Elle veut même poursuivre son fils en justice pour une histoire d’argent…
Elle insiste pour nous montrer son appart qui doit valoir une fortune, mais je n’ai jamais vu un bordel pareil : des sacs, des papiers, des photos partout…
Enfin, l’objet de notre visite est de contempler son art, surtout sur les portes… Une d’elle porte le dessin d’un cocotier (le pénis de la vie) avec pleins de crocodiles (la tentation de la vie) et le bonheur etc. Très abstrait mais très réfléchi on peut l’avouer… lol.
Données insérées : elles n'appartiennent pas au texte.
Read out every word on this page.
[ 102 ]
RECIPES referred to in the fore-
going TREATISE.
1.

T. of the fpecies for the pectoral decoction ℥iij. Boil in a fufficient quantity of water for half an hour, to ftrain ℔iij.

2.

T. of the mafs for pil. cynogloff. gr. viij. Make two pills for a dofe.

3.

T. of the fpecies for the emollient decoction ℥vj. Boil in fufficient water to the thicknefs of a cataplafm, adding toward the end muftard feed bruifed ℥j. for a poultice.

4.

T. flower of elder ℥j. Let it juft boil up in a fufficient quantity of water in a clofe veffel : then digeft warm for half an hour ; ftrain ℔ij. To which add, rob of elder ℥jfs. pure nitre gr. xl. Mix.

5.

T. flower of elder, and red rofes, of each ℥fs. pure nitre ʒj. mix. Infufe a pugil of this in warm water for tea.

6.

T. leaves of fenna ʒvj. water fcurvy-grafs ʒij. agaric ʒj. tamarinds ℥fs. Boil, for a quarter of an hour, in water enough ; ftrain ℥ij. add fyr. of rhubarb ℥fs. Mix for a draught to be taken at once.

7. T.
Après cette visite, elle insiste pour qu’on aille voir un des plus beaux jardins d’Italie, soit le jardin de l’immeuble, qui a pour seule attraction plusieurs rosiers… Et décide de nous offrir à chacun une rose… Une des voisines crie au scandale, mais notre bout de femme l’a renvoie derrière son balcon rapidement (tout ça en italien) et est fière d’expliquer qu’elle n’a peur de personne mais qu’on a peur d’elle…
Elle insiste pour que je prenne ces coordonnées, afin de nous faire visiter Milan avec son chauffeur dans l’après-midi, et également si j’ai besoin d’aide pour quoi que ce soit ou des conseils (je m’abstiendrai côté homme ! lol.)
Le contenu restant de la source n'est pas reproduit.